Austen was writing at a time when a major shift of consciousness and social changes were taking place, one of the factors being the emergence of a middle-class society.
Yet, in the provinces, where Austen resided, the "high-society" in their country houses continued living mostly undisturbed by great national and international events such as the Napoleonic wars; its effects are felt in Pride and Prejudice only by the army being used as a tool to portray the disapproval of the "flighty," foolish behaviour of the heroine’s sister.
As in earlier English history, women constituted a deprived class. In the new encyclopaedias of the eighteenth century, Bonnie Anderson and Judith Zinsser, authors of A History of Their Own: Women in Europe From Pre-History To The Present: Volume II, note that women were portrayed as the opposites of men:
- women were emotional – men were rational
- women were passive – men were active
- women were gentle – men were aggressive
- women's virtues were chastity and obedience – men's, courage and honour (143)
Thus, women were widely regarded as inferior to men in intellect and only qualified for domestic skills; they were granted minimum schooling and only lowly pursuits were open to them. Austen depicts such gender stereotyping well in Pride and Prejudice, where women engage in needlework, picking flowers, walking and reading, playing music and singing, attending balls and having vacations with more distinguished relatives.
Besides highlighting typical female pursuits, since no real career opportunities were open to women outside of domesticity, Jane Austen stresses and reiterates the central problem and preoccupation for the young leisure-class lady of the subject of getting married.
After marriage, women possessed almost no legal rights.Married women became legal minors, under the guardianship of their husbands.

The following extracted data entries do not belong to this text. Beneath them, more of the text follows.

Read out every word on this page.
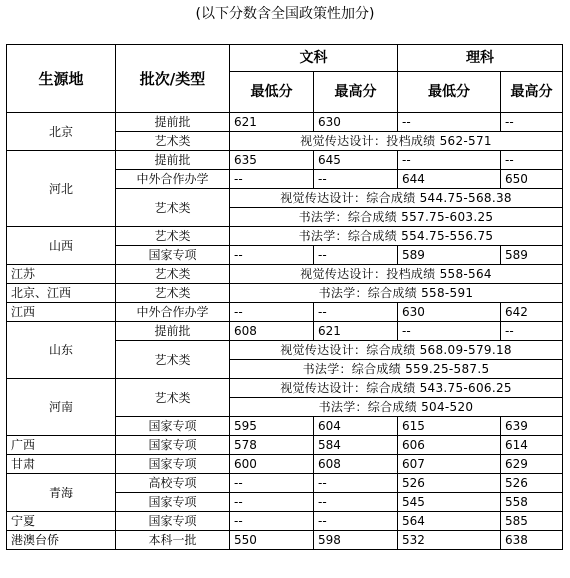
(以下分数含全国政策性加分)
生源地	批次/类型	文科		理科	
		最低分	最高分	最低分	最高分
北京	提前批	621	630	--	--
	艺术类	视觉传达设计：投档成绩 562-571			
河北	提前批	635	645	--	--
	中外合作办学	--	--	644	650
	艺术类	视觉传达设计：综合成绩 544.75-568.38			
		书法学：综合成绩 557.75-603.25			
山西	艺术类	书法学：综合成绩 554.75-556.75			
	国家专项	--	--	589	589
江苏	艺术类	视觉传达设计：投档成绩 558-564			
北京、江西	艺术类	书法学：综合成绩 558-591			
江西	中外合作办学	--	--	630	642
山东	提前批	608	621	--	--
	艺术类	视觉传达设计：综合成绩 568.09-579.18			
		书法学：综合成绩 559.25-587.5			
河南	艺术类	视觉传达设计：综合成绩 543.75-606.25			
		书法学：综合成绩 504-520			
	国家专项	595	604	615	639
广西	国家专项	578	584	606	614
甘肃	国家专项	600	608	607	629
青海	高校专项	--	--	526	526
	国家专项	--	--	545	558
宁夏	国家专项	--	--	564	585
港澳台侨	本科一批	550	598	532	638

Jane Austen's novels - photo by Thalita Carvalho |
As Anderson and Zinsser indicate, all the wife's wages, inheritance, and property belonged to her husband.A woman's only protection for her property was a marriage contract. Furthermore, all laws agreed that husbands could physically punish their wives, albeit moderately. (149-150)
Austen chose the subject of marriage as her main theme because it provides her with an opportunity to display her heroine's practical sense and integrity, and her strength to demonstrate refinement under social and financial pressure. By using a heroine such as Elizabeth Bennet, who is determined to uphold her principles and integrity, Austen accentuates that women still have freedom of choice despite the pressures of society.
In addition, Elizabeth's determination to maintain her sentiments is enhanced by the contrast provided by her friend Charlotte, who believes, "happiness in marriage is entirely a matter of chance," (P&P69) and her sister Jane – both of whom are willing to accept their gendered fate.
Elizabeth Bennet - photo by Norika21 |
Austen, well known for her stories of love and money and class differences, uses wit and deftness to successfully underscore the pressures and restrictions of the eighteenth and nineteenth centuries on the status of women. By way of Elizabeth Bennet’s character, Austen determines an alternative existence in such a society for women.
Sources:
- Anderson B.S. and J.P. Zinsser, A History of Their Own: Women in Europe From Pre-History To The Present: Volume II. New York: Harper Perennial, 1989.
- Austen J., Pride and Prejudice. Middlesex: Penguin, 1972.